Kirill Bullat

Personal information
- Date of birth: 8 June 2003 (age 23)
- Place of birth: Finland
- Position: Midfielder

Team information
- Current team: JFK Ventspils
- Number: 31

Youth career
- Zenit
- Lokomotiv
- Kolomyagin
- 0000–2019: RoPS

Senior career*
- Years: Team / Apps / (Gls)
- 2019–2021: RoPS II / 18 / (1)
- 2019–2024: RoPS / 26 / (0)
- 2025: 1 KS Ślęza Wrocław [pl] / 2 / (0)
- 2026–: JFK Ventspils / 14 / (1)

International career
- 2018: Finland U16 / 4 / (0)

= Kirill Bullat =

Finnish footballer (born 2003)

Kirill Bullat (born 8 June 2003) is a Finnish professional footballer who plays as a midfielder for Latvian club JFK Ventspils.

==Club career==
Bullat debuted in Veikkausliiga with his hometown club RoPS in the 2020 season.

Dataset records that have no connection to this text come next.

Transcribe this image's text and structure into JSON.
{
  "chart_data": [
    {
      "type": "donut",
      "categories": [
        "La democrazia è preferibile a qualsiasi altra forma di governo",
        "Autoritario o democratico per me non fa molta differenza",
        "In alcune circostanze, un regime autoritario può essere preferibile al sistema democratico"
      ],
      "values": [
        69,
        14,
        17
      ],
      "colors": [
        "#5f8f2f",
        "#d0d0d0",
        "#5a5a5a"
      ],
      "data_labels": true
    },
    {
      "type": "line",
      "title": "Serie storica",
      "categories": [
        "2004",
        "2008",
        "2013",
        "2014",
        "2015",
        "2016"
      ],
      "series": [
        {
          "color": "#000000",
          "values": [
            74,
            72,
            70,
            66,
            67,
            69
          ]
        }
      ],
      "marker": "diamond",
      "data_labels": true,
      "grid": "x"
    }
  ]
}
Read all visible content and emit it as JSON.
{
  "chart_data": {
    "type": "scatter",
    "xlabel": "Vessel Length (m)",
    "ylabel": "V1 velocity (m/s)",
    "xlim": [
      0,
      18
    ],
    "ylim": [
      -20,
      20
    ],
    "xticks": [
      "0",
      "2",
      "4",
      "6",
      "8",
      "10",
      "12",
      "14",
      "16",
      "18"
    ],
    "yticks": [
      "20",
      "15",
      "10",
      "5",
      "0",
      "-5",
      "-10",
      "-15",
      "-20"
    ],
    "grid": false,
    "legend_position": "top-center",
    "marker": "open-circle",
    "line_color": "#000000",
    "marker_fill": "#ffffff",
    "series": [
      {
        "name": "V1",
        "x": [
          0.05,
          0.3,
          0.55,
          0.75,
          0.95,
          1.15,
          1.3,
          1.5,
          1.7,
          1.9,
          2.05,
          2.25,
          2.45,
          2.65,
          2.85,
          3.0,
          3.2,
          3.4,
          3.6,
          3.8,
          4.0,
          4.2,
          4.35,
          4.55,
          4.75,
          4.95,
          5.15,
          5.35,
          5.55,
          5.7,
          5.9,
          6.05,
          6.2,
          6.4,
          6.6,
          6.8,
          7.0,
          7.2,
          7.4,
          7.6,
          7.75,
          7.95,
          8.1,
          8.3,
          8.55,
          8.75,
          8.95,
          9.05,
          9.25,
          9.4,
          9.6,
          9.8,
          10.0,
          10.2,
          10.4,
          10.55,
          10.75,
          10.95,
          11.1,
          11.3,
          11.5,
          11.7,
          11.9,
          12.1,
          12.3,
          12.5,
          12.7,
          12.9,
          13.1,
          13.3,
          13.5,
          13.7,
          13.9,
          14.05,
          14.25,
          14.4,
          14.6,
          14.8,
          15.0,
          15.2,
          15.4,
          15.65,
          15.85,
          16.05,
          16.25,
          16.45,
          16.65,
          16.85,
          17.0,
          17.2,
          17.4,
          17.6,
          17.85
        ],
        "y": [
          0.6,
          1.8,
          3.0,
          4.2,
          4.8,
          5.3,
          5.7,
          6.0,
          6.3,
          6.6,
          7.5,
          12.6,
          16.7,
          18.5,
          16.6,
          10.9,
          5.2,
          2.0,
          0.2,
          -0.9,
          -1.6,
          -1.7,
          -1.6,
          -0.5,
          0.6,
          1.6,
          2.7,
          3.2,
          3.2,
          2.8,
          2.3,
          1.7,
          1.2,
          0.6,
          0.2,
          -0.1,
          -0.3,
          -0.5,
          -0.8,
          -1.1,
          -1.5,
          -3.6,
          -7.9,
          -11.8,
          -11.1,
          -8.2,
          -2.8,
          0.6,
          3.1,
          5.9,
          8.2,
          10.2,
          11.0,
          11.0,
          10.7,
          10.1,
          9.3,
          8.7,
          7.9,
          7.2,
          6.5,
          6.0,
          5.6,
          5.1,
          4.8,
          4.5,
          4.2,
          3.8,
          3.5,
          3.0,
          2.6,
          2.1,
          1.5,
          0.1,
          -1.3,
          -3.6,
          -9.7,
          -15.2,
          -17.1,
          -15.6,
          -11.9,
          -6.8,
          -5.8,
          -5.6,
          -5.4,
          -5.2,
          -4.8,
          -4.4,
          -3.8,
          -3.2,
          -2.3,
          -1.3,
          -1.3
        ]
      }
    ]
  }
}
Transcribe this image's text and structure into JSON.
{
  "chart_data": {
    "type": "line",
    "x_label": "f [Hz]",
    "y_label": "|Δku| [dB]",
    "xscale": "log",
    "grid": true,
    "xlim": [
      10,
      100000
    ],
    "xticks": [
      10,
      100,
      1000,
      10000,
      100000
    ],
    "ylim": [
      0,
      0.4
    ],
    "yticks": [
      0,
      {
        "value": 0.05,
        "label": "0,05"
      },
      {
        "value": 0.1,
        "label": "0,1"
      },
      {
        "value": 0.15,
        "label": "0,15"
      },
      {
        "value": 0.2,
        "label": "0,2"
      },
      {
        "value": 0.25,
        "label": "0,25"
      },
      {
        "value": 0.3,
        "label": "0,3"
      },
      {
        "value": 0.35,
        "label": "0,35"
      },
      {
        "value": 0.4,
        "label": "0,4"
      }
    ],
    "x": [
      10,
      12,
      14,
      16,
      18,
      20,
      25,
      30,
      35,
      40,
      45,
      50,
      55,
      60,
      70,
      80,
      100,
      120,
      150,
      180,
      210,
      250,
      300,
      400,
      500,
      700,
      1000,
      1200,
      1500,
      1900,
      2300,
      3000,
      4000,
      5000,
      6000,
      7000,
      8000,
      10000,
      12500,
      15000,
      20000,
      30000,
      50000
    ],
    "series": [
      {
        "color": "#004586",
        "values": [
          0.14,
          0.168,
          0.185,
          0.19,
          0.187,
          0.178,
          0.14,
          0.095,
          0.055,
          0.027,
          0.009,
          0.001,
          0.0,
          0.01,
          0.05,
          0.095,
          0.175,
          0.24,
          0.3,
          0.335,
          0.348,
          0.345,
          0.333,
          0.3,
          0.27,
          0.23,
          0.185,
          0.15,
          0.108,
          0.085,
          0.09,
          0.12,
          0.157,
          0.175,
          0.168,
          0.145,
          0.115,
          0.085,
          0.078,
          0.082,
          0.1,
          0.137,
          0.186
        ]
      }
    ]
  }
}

At the end of the season, he was named the club's Young Player of the Year.

In February 2025, he joined Polish club 1 KS Ślęza Wrocław, competing in the country's fourth-tier III liga.

==Personal life==
Bullat was born in Sotkamo, Finland. His mother is Finnish and his father is Russian.